In the summer of 1974 a heatwave blankets Boston and Mary Pat Fennessey is trying to stay one step ahead of the bill collectors. Mary Pat has lived her entire life in the housing projects of 'Southie', the Irish American enclave that stubbornly adheres to old tradition and stands proudly apart.
One night Mary Pat's teenage daughter Jules stays out late and doesn't come home. That same evening, a young Black man is found dead, struck by a subway train under mysterious circumstances.
The two events seem unconnected. But Mary Pat, propelled by a desperate search for her missing daughter, begins turning over stones best left untouched - asking questions that bother Marty Butler, chieftain of the Irish mob, and the men who work for him, men who don't take kindly to any threat to their business.

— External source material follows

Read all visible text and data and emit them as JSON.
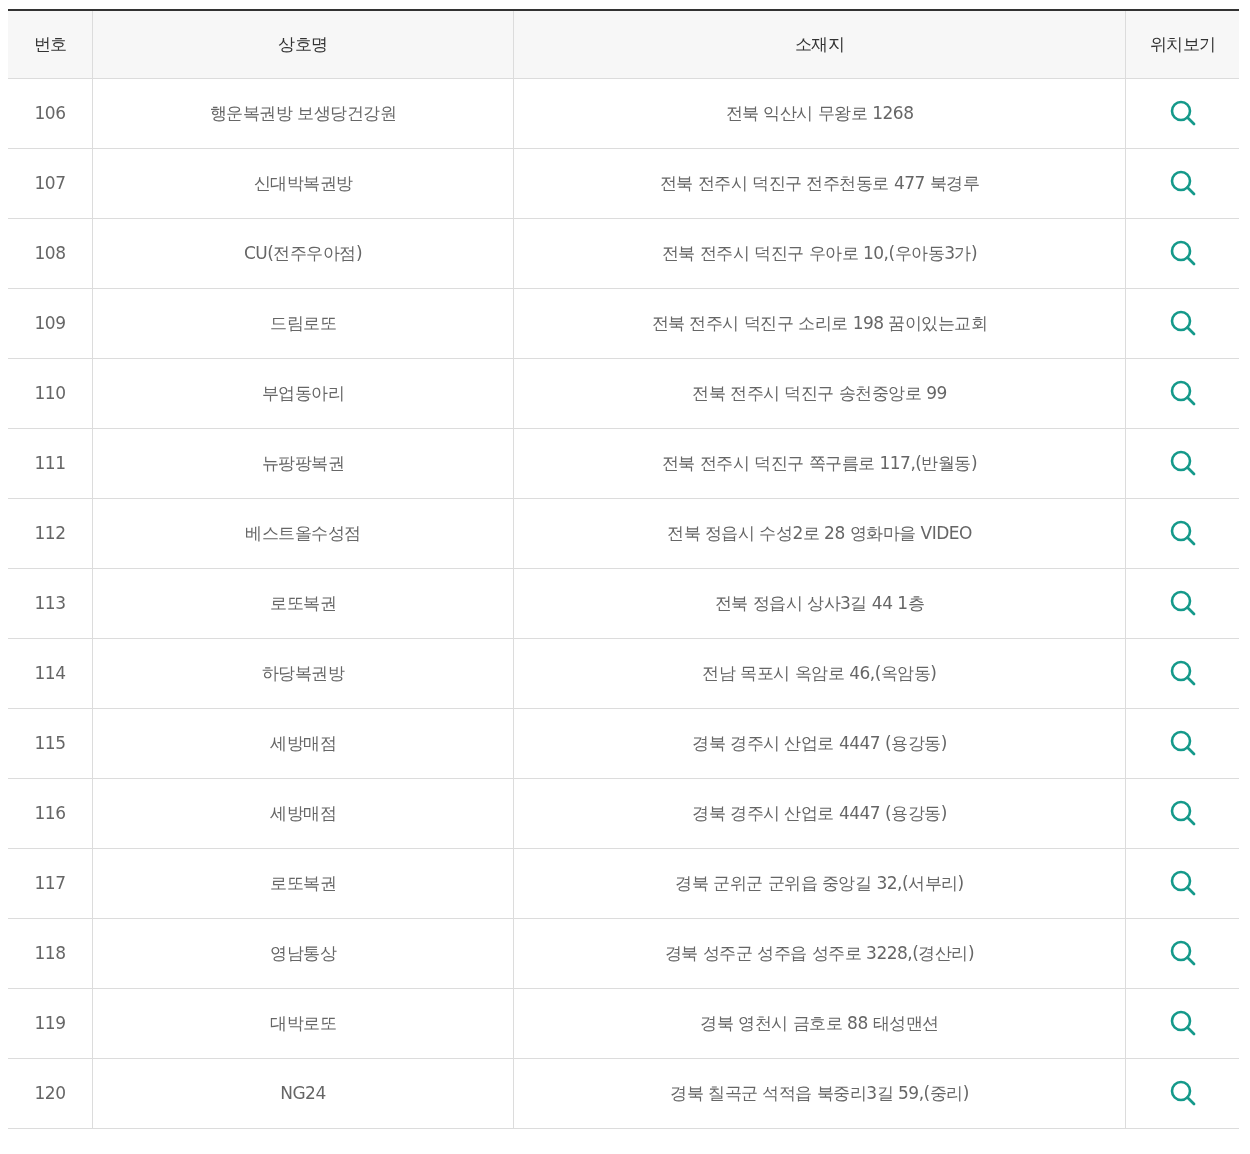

Set against the hot, tumultuous months when the city's desegregation of its public schools exploded in violence, Small Mercies is a superb thriller, a brutal depiction of criminality and power, and an unflinching portrait of the dark heart of American racism.
PUBLISHERS WEEKLY
Set during the summer of 1974, this superior crime drama from bestseller Lehane (Since We Fell) explores deep-rooted racism in South Boston. While the community primes for a series of rallies organized by mob boss Marty Butler against school desegregation, 42-year-old single mother Mary Pat Fennessy is preoccupied with the disappearance of her rebellious, 17-year-old daughter, Jules. Though Jules's friends claim she started walking home around midnight, mistrust and animosity toward Jules's doltish boyfriend and a drug dealer Mary Pat holds responsible for her late son's overdose bring out a mother's frustration and rage. Her ensuing acts attract the interest of two detectives who are investigating the mysterious death of a Black man at a nearby subway station. The unwanted attention Mary Pat draws to the neighborhood threatens Butler's business dealings, making him and his close-knit crew keen to put an end to her search. That Mary Pat is good with a pistol and capable of beating up young guys may stretch credulity, especially as there's no mention of guns and fighting in her past, but the action builds to a gloriously tense and discomforting finale. Readers will be left feeling battered and scarred.